In the mammalian gut, microbial populations can act as puppet masters of the immune system, influencing host response in health and disease. Antibiotics can disrupt these communities, reconfiguring the microbiome to favor pro-inflammatory bacteria. Once this shift has occurred, newly dominant bacteria send signals to promote their own survival even after antibiotic treatment is completed, according to Eric Pamer of the Memorial Sloan- Kettering Cancer Center in New York, N.Y. This signaling prevents anti-inflammatory microflora from repopulating, and can lead to chronic inflammation and heightened immune responses, damaging host tissues and organ systems.

Pamer and other researchers convened at the "Microbiota and Mucosal Immunity: The Interface of Health and Disease" meeting in San Francisco, Calif., last April to discuss findings that highlight how microbiome disturbances influence chronic diseases in the host. Some participants suggest that antibiotic- induced changes in gut microflora account for the increasing prevalence of chronic conditions such as obesity, diabetes, and autoimmune disorders.

Pro-inflammatory bacteria in the gut may trigger inflammatory bowel disease (IBS), attributed to autoimmune attack of the small intestine in Crohn's disease or the colon in ulcerative colitis, according to another meeting participant, Thaddeus Stappenbeck of Washington University in St. Louis, Mo. The host gene Atg16L1, which increases the risk for IBS by 50%, impairs innate antimicrobial defenses and reduces the output of mucus from gut epithelial cells, creating an environment where pro-inflammatory, gram-positive bacteria thrive, he says. Indeed, the microbiomes of IBS patients are skewed heavily towards such species.

The possibility that antibiotics might correct such responses by controlling bacterial populations in the gut of IBS patients is now being testing in clinical trials. However, such treatments may further perturb the situation, according to Marta Wlodarska of the University of British Columbia in Vancouver, British Columbia, Canada. Thus, for example, metronidazole might do more harm than good by promoting the growth of Clostridium and exacerbating colitis in mice-a model for IBS in humans.

Antibiotics may prove similarly damaging for leukemia and lymphoma patients. Before such patients receive bone marrow transplant (BMT), they or other BMT recipients are treated with drugs and irradiation to shut down the immune system, preventing rejection of transplanted cells. Because this treatment leaves such patients especially vulnerable to infections, they typically also are treated with antibiotics to protect against bacterial pathogens. However, according to Robert Jenq and Carlos Ubeda of the Memorial Sloan-Kettering Cancer Center, ampicillin treatment may favor pro-inflammatory bacteria in the gut, generating hyperactive immune responses and thus driving graft versus host (GVH) disease. GVH occurs when donor immune cells that are part of the BMT attack recipient tissues, including skin, liver, lungs, gastrointestinal tract and exocrine glands, leading to serious complications and death. As a possible remedy, Jenq and Ubeda are evaluating whether administering probiotic Lactobacillus after antibiotics can help to maintain a healthy microbiome and reduce the incidence of GVH.

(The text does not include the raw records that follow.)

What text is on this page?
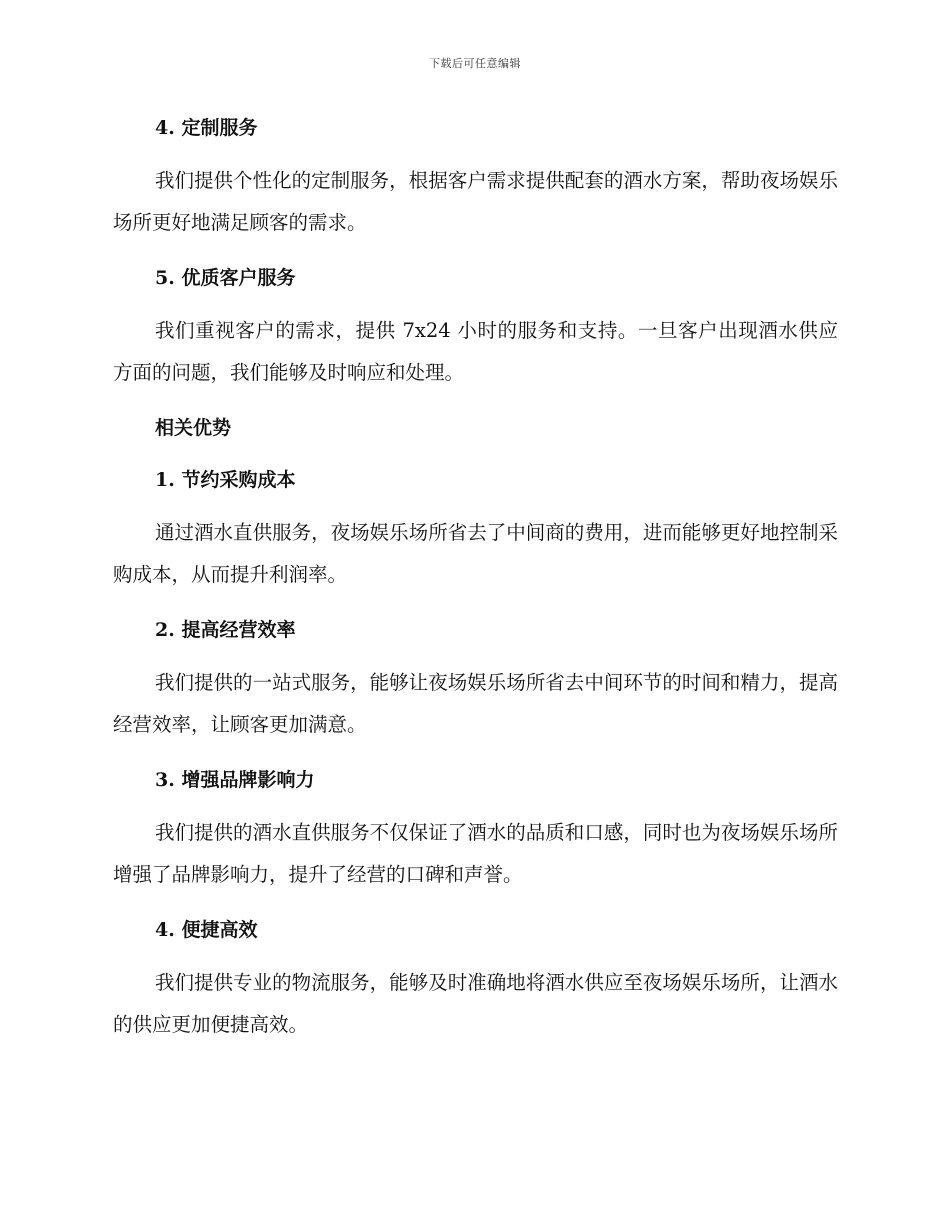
下载后可任意编辑
4. 定制服务

我们提供个性化的定制服务，根据客户需求提供配套的酒水方案，帮助夜场娱乐场所更好地满足顾客的需求。

5. 优质客户服务

我们重视客户的需求，提供 7x24 小时的服务和支持。一旦客户出现酒水供应方面的问题，我们能够及时响应和处理。

相关优势
1. 节约采购成本

通过酒水直供服务，夜场娱乐场所省去了中间商的费用，进而能够更好地控制采购成本，从而提升利润率。

2. 提高经营效率

我们提供的一站式服务，能够让夜场娱乐场所省去中间环节的时间和精力，提高经营效率，让顾客更加满意。

3. 增强品牌影响力

我们提供的酒水直供服务不仅保证了酒水的品质和口感，同时也为夜场娱乐场所增强了品牌影响力，提升了经营的口碑和声誉。

4. 便捷高效

我们提供专业的物流服务，能够及时准确地将酒水供应至夜场娱乐场所，让酒水的供应更加便捷高效。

Meanwhile, other antimicrobial agents, including vancomycin, neomycin, and metronidazole, promote the growth of pro-inflammatory bacteria in the gut, according to Pamer. In the context of BMT, however, using them to treat patients may increase their risk of developing vancomycinresistant enterococcus (VRE) infections. Thus, antibiotic treatments aimed at preventing infections may do just the opposite, suggesting that something is wrong with this standard of care, he says. As a potential alternative, he is investigating supplementing antibiotics with purified molecular components from gram-negative bacteria, such as lipopolysaccharide and flagellin. These molecules provide signals that might help to promote survival of anti-inflammatory microflora and to prevent growth of VRE. In mice, such treatments significantly reduce systemic VRE infections, he says.

Shannon Weiman
Shannon Weiman is a freelance science writer based in San Francisco, Calif.